En France, on estime à près de 368 000 le nombre de personnes ayant été infectées par le virus de l’hépatite C (VHC) au cours de leur vie. Parmi elles, 65% étaient atteintes d’une infection chronique par le VHC. Le mode majeur de transmission reste l’usage de drogues par injection avec partage de matériel. Mais des cas de transmission sexuelle, notamment chez des personnes co-infectées par le VIH, existent. Chez les gays, les bis et les hommes ayant des relations sexuelles avec les hommes, des cas de transmission existent en contexte sexuel chez des personnes infectées par le VIH. En 2001, 2646 décès étaient attribuables à l’infection par le VHC.

46 000 EUROS
Depuis quelques années pourtant ont été introduits des traitements puissants avec des taux de guérison atteignant plus de 90%. Mais ces traitements coûtent très chers (dans les pays du Nord). En France, le sofosbuvir coûte 46 000 euros pour trois mois (la durée du traitement standard). Dans certains pays du Sud, le traitement dans sa version générique coûte 500 euros!

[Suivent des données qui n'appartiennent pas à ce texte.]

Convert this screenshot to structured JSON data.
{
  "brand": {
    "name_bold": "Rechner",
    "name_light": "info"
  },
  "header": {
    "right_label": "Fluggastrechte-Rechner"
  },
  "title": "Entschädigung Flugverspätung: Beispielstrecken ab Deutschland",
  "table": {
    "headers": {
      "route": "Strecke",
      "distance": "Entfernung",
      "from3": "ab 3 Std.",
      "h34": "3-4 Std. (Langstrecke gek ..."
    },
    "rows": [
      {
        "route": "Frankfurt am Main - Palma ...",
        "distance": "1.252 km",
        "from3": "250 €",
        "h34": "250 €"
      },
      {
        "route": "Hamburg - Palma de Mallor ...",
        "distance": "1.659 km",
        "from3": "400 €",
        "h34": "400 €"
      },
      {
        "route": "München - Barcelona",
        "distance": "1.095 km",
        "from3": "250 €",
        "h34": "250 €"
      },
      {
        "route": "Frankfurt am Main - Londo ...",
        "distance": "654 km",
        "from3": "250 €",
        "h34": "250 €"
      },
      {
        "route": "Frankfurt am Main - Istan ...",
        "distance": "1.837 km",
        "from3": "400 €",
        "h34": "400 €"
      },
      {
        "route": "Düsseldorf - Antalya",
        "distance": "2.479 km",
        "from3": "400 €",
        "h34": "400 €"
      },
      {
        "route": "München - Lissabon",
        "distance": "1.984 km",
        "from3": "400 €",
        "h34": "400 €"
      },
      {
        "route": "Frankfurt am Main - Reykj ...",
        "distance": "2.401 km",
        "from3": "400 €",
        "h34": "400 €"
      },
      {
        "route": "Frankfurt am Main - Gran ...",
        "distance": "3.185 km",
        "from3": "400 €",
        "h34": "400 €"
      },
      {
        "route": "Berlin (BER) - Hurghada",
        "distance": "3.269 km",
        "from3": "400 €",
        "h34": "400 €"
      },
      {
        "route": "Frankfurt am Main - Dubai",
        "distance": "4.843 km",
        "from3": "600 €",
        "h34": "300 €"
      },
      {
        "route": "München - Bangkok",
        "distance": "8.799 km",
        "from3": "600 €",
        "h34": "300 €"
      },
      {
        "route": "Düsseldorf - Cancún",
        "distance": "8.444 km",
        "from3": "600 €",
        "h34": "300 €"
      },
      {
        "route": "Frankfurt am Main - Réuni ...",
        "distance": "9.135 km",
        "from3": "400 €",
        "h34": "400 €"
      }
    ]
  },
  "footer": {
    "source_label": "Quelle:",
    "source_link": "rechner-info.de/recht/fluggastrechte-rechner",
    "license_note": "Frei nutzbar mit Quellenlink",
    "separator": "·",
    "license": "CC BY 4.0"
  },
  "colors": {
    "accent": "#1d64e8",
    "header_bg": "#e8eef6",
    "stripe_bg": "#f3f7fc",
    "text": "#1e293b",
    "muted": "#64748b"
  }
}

SOS Hépatites tire aujourd’hui la sonnette d’alarme et publie une lettre ouverte à la ministre de la Santé, Marisol Touraine, en l’appuyant sur de nombreux témoignages de malades en attente de traitement. SOS Hépatites reproche au gouvernement d’avoir fait «le choix de rationner l’accès aux soins, réservant ces traitements aux malades à un stade avancé de la maladie, en violation directe avec notre constitution et nos principes d’accès à la santé.» SOS Hépatite explique aussi que des génériques sont en vente directe sur Internet  mais sans contrôle qualité et vérifications nécessaires.

Selon l’association, les pouvoirs publics ont pourtant les moyens d’agir avec des mesures réglementaires qui permettraient d’offrir le traitement à tous les malades. Cité par Séronet, le président de l’association, Pascal Melin, explique: «Nous n’avons actuellement aucune réponse à apporter à ces malades injustement privés d’accès aux soins.» Ces malades qui sont appelés à témoigner sur le site.

Un peu plus d’un mois avant la Journée nationale de lutte contre les hépatites, l’association réclame que la ministre de la Santé annonce un accès universel à ces traitements.